Q&A Friday #86: Protecting National Parks

Question: “What does Hawkins think about this subject: I am usually a pretty average hybrid libertarian-conservative about things, but the hardest thing for me to reconcile with that (especially when talking to the other side) is land use and parkland. I can’t picture too many of the great parks (Grand Canyon, Yosemite, Glacier) having arisen out of the market alone. I find the thought of living in a place with only a smattering of small, private parks like you might find in nicer housing developments depressing.

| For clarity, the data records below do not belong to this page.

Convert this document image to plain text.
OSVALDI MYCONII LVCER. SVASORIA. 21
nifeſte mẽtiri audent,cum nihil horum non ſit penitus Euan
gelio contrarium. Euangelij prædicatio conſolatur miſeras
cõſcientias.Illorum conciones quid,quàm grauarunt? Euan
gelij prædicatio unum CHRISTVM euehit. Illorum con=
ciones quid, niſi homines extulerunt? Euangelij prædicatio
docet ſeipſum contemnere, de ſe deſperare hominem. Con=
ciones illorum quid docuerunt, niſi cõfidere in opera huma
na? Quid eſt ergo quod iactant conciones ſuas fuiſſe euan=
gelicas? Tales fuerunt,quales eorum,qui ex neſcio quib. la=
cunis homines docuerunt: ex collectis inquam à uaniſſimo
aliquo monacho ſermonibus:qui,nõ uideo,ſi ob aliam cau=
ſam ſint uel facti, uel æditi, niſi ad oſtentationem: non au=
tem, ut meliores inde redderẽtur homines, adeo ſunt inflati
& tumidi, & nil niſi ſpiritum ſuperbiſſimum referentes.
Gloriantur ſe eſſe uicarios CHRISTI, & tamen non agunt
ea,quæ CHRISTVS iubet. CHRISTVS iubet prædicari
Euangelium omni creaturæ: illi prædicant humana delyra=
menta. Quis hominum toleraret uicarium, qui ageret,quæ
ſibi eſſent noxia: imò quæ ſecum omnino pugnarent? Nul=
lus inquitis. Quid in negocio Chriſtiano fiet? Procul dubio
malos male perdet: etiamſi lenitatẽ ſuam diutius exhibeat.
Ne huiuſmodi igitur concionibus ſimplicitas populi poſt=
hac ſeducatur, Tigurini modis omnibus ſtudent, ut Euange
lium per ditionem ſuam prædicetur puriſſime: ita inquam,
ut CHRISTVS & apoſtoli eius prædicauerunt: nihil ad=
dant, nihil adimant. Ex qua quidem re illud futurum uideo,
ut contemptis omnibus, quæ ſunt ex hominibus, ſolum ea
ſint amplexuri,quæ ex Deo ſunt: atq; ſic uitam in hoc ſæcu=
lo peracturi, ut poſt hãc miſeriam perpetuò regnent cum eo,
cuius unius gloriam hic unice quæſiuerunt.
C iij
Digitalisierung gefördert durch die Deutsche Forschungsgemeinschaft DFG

To a lesser degree, I also value some of the land-use restrictions that have allowed the protection of charming places (like California’s Central Coast) from the housing tracts and strip malls that would no doubt otherwise pave them over.

Am I just being greedy or is what we have done to acquire public parkland and protect places from normal development reasonable within conservatism?” — oldch

Answer: All in all, I think we go way overboard on the land restrictions. Restrictions of that sort are one of the factors that drives housing prices sky high in certain areas. Moreover, federal and state governments own something like a 1/3 of all the land in the United States. That’s just ridiculous.

That being said, I don’t think they should fill up the Grand Canyon with cement and build a mall there or plug up Old Faithful so that they can put a mall on that spot. National Treasures of that sort should be protected.

Some few people might see that position as “unconservative,” but to that I’d reply, “A foolish consistency is the hobgoblin of small minds.” We do need to protect our crucial monuments, national parks, and key wildlife refuges and we shouldn’t oppose doing so just because it would require the federal government to act. There is a time and place for government intervention and protecting sites like the Grand Canyon is worth it in my book.